UNFILLED HISTORY: ZAMBOANGA LA BELLA

by Antonio Enriquez

“Apocalypse, disaster, and imagination” – our subject now is nothing new for those of us from my hometown, Zamboanga. We’ve even improve on that: apocalypse not just along the level of supernatural dooms day, on divine prediction and supernatural interference, but we’ve improved it along its signifying human error and evil. Disaster too, we’ve improve on that, since ours is man made, not what you have here in Manila: natural disaster. Also imagination, we have improved on that too, the imagination that has become the sole prerogative of the military during martial law of the Dictator Marcos.

My hometown Zamboanga is no longer the “city of flowers” it is a city of “stray bullets and bombs.” It is no longer “un rinconcito de España,” a little nook of Spain — rather it is as our national hero Rizal wrote in “La Ultimo Adios,” --- “nuestro perdido Eden”/ our lost Eden or Paradise. We even no longer have the purity of our mother tongue Chabacano, spawned by Spanish three and a half centuries ago. It is now so corrupted by migrants from the Visayas and Luzon, impregnating Chabacano with their own mother tongue.
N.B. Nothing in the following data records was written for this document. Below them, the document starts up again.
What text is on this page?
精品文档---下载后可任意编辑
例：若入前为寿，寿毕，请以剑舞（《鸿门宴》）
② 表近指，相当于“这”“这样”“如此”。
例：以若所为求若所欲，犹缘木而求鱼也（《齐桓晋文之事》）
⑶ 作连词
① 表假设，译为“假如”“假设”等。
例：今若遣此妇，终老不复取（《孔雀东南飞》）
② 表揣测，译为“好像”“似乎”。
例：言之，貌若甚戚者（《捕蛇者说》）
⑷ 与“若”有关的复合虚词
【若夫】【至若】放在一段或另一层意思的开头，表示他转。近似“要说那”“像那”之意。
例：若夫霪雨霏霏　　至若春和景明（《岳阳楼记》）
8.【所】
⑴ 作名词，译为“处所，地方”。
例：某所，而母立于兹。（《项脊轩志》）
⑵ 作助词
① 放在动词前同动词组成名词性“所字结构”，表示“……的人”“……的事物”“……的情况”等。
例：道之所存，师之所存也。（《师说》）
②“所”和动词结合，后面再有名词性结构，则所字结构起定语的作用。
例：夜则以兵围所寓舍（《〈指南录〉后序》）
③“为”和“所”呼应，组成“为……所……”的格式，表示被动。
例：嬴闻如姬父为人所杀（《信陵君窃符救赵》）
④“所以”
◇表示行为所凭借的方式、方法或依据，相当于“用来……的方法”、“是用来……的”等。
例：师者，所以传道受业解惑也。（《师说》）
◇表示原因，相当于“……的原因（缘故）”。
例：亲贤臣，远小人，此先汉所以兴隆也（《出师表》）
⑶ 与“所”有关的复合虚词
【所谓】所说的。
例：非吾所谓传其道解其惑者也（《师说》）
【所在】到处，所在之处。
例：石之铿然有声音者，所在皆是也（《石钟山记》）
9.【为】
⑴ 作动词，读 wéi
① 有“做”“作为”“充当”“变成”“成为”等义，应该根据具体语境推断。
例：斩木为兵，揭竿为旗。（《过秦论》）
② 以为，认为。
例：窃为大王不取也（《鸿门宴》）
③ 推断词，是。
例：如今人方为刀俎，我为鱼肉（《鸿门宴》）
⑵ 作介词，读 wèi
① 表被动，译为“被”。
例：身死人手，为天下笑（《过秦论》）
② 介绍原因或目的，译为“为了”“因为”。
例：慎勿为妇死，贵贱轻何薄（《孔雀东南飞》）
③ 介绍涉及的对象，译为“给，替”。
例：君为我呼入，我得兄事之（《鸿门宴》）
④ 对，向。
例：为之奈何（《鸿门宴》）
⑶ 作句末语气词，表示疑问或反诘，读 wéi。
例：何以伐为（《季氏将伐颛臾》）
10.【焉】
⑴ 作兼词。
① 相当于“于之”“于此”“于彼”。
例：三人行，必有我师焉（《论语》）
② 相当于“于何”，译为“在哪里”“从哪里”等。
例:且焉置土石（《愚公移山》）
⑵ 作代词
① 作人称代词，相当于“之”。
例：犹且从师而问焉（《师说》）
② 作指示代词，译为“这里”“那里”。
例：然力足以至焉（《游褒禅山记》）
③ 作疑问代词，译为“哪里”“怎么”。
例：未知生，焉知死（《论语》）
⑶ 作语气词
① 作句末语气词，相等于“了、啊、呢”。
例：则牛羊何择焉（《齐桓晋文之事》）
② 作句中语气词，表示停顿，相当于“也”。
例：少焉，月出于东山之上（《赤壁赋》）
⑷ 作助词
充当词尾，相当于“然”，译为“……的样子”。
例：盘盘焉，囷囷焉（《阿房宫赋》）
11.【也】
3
Take this song “Zamboanga Hermosa,” which had fluttered your romantic hearts, and perhaps resonated in your hearts:

Las bellas dalagas que sen hermosean, tu deliciosa ciudad.

But now, this line, amigos, would appear thus: Maga bonita dalaga que ta hace guapa contigo, el di tuyo ciudad.

Notice then, for a moment, the alien words “maga,” the singularity of “dalaga,” and the missing, delicious to the ear word “hermosean.” Yaks!

Indeed, how crude, awkward the vulgar line sounds; like an alien tongue to the ears of Zamboanguenos; indeed, painful and miserable to the ear. In 40’s, if I’m not mistaken, our old folks wouldn’t recognize it, this line just mentioned, it as belonging to their mother tongue, and could only see it as nothing but gibberish.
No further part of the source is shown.